There was no reason to not expect it.
He hit that many playing half of his games in a pitcher-friendly park in Detroit and combined with a lefty-friendly right field porch at Yankee Stadium, there seemed little doubt Granderson would hit more than 10 home runs here.
Numbers often do not tell the whole story and the most home runs by Granderson at any professional level were achieved with a flawed swing.
The combination of struggling to get timing back from a DL stint and the poor mechanics, Granderson was hitting .245 a month ago, a figure that dropped to .240 through August 9. That was when Granderson went 0-for-4, a game noted for a key strikeout against Red Sox lefty Jon Lester.

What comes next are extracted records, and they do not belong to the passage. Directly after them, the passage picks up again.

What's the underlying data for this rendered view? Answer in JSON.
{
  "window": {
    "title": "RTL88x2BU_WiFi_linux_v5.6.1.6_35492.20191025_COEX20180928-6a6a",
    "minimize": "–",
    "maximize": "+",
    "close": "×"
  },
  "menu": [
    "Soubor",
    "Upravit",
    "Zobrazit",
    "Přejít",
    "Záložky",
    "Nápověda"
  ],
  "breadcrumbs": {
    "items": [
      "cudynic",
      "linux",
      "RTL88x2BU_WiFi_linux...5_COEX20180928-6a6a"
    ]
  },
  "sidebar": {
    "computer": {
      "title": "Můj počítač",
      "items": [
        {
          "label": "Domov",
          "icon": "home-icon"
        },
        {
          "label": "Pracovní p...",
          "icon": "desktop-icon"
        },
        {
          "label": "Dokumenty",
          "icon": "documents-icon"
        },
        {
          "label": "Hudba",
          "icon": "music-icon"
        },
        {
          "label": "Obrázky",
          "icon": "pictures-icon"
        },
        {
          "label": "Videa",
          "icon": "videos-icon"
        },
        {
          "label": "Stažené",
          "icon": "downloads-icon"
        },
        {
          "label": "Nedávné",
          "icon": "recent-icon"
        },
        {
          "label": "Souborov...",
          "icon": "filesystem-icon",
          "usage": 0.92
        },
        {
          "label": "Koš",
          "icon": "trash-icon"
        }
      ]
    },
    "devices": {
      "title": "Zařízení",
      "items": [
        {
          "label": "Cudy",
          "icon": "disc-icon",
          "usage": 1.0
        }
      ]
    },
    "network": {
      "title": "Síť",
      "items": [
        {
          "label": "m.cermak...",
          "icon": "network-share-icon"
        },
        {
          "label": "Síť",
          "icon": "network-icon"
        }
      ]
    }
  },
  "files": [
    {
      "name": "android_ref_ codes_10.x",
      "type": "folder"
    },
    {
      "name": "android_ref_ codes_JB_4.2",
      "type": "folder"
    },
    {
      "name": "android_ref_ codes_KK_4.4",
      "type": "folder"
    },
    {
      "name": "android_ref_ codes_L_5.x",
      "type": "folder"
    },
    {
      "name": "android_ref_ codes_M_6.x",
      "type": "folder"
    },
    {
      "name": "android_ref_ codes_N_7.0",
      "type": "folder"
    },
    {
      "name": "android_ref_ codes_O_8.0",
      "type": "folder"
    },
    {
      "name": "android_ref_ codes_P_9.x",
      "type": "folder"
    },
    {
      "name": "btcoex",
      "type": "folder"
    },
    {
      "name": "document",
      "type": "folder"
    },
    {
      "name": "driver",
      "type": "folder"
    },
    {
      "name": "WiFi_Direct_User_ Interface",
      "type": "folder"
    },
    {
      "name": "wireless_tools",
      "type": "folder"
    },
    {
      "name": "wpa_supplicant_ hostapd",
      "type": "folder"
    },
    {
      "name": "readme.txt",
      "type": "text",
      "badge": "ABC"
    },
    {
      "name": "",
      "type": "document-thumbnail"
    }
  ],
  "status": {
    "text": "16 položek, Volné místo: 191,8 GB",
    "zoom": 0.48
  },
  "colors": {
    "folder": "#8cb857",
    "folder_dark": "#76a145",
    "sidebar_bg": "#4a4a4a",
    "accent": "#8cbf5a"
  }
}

Two days later in Texas, Granderson had a significant meeting with hitting coach Kevin Long for a tutorial on generating better swings. Before Long mentioned the flaw, Granderson never gave it much thought.
"I didn’t realize that was the case because I never thought about it," Granderson said. "As we started to do it more and practice the drill with two hands and started to feel more and more uncomfortable it made me realize how out of whack I was with taking one hand off the bat prior to."
Yesterday after entering for Nick Swisher (stiff left knee) in the first inning, Granderson used the new technique to hit an inside fastball from Jerry Blevins down the right field line in the sixth. With two outs in the seventh, Granderson sent an inside changeup from Michael Wuertz over the right field wall.
"The good thing is it helps me realize when I made bad swings," Granderson said. "What I mean by bad swings is when I’m out in front of the ball. One of the things was taking my top hand off the bat was everything was out front. I can get away with it as long as everything is lined up right."
"The good thing about keeping both hands on the bat is it lets the ball travel a bit more and more consistent on all pitches in the zone.
The results of that meeting have seen significant improvement against lefties and overall. Granderson is now batting .417 (10-for-24) off lefties since unveiling the new technique and equally important is that what he has done overall.
On the first night of the new swing, Granderson went 2-for-3 that night in Kansas City and has batted .287 (21-for-73) with seven home runs and 12 RBI. That has increased his home run and RBI projections from 14 and 47 to 21 and 54.
"There seems to be less movement before his swings," manager Joe Girardi said. "He has quieted down his swing. He has his hands in the launch position right from the beginning and he’s spread out a little bit. He has hit lefties and righties – it doesn’t really matter.
"We don’t see him swinging and missing as much. I just think he’s in a better position to hit."
Now he has helped the Yankees get in better position to win and just like A.J. Burnett repeating his mechanics, it is all about repetition.
"I can’t say more or less comfortable with what we’ve been working on and being able to translate it from hitting in the cage on to the field," Granderson said. "It comes down to still just drilling and drilling."